BANGKOK • Delays in the final results from Thailand's first election in eight years have added to uncertainties facing the slowing economy, raising the risk of political gridlock that could disrupt government spending and keep foreign investors away.
Voters cast their ballots on Sunday after nearly five years of military rule under former coup leader and current Prime Minister Prayut Chan-o-cha. The election was thrown into disarray with accusations of cheating, and both a pro-army party and the opposition claiming to form a government.
It may take weeks until the results become clear.
That dashed hopes for a quick transition to a stable administration that would continue economic policies and investment projects to keep South-east Asia's second-largest economy ticking.
"We think political uncertainty will remain elevated as it appears forming a government will likely be a long-drawn-out and difficult process," said economist Charnon Boonnuch of Nomura in Singapore.
"This represents a downside risk to growth as it would result in a weaker investment outlook," he said.
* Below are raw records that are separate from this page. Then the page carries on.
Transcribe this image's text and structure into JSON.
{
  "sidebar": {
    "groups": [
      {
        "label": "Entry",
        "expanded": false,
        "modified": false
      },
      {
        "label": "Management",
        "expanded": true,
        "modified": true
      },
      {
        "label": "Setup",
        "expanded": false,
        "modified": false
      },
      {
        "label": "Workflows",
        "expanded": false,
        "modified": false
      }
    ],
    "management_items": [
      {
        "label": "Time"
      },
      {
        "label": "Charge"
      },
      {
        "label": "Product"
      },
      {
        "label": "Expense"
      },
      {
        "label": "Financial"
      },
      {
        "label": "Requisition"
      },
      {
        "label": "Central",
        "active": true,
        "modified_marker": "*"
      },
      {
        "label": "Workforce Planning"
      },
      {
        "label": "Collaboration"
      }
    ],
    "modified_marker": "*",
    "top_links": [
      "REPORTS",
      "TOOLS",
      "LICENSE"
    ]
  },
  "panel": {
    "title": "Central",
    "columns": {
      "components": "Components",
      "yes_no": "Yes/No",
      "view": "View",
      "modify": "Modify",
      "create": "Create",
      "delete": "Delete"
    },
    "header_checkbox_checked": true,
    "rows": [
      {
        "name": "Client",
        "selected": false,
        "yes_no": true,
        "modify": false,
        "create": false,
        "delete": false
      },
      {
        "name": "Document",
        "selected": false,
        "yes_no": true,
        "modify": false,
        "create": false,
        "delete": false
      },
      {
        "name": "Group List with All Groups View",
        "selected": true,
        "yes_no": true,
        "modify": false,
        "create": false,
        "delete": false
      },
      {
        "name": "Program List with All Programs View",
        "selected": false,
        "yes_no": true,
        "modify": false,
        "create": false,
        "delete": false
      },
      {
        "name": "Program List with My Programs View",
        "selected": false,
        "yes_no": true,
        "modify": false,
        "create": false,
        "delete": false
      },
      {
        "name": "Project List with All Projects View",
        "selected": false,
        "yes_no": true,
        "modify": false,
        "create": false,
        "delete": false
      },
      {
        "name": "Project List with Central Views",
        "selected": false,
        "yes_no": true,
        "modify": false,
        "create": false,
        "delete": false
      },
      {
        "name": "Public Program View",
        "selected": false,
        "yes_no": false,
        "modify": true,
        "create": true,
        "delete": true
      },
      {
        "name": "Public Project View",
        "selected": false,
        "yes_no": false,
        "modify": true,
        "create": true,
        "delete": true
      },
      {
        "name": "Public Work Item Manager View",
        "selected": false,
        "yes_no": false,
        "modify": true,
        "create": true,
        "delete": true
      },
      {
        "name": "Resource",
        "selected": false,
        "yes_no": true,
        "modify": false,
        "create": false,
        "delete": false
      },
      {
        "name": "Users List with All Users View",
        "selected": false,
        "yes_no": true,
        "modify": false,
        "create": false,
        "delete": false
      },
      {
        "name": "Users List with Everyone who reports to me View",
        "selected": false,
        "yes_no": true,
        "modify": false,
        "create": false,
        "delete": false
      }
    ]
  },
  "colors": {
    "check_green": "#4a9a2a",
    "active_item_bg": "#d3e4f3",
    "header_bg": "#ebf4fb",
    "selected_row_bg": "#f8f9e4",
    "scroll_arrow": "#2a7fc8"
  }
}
Both the pro-military Palang Pracharath Party seeking to keep Mr Prayut on as prime minister and the former ruling Pheu Thai Party, which is linked to self-exiled former premier Thaksin Shinawatra, have claimed that they can form a coalition government.
Mr Kobsidthi Silpachai, head of capital markets research at Kasikornbank, said a delay in outlining the make-up of the next administration "would adversely affect the disbursement of government capital expenditure budgets".
Government spending is already short of the targets. That is holding back private investment, which is crucial to growth as exports sag and consumption is curbed by high household debt.
Initiatives such as the ambitious US$45 billion (S$60.1 billion) Eastern Economic Corridor project to draw investment into the country's industrial east could be delayed as the transition plays out.
There are also concerns that whether the pro-junta or anti-junta camp forms the next government, it will be an unstable one, which is not good for the economy and financial markets, fund managers said.
"This should put pressure on the Thai stock market over the next three to four months," said fund manager Kamonyos Sukhumsuwan of Asset Plus Asset Management.
"Even if (pro-army) Palang Pracharath can form a government, which is positive for the market, in the longer term, there are risks of stability and difficulty in dri-ving policies."
The Thai stock market ended up 0.4 per cent yesterday, after falling 1.2 per cent on Monday, but foreign investors are still selling shares, having sold a net 12.9 billion baht (S$551 million) worth this year.
The baht eased by 0.2 per cent against the dollar yesterday, bucking gains elsewhere in Asia.
Thailand reported its strongest economic growth in six years last year, at 4.1 per cent, but still lagged behind the Philippines' 6.2 per cent, Indonesia's 5.17 per cent and Malaysia's 4.7 per cent.
For this year, the central bank last week cut its gross domestic product growth forecast for a second time in three months, to 3.8 per cent from 4 per cent, citing increased global risks.
"Investors can accept whoever will be the next government only if they can make the (country) stable, said Mr Sanan Angubolkul, vice-chairman of the Thai Chamber of Commerce.
"Still, they may wait for six months to see what the new administration's policies will be... What they don't want to see is unrest or a coup."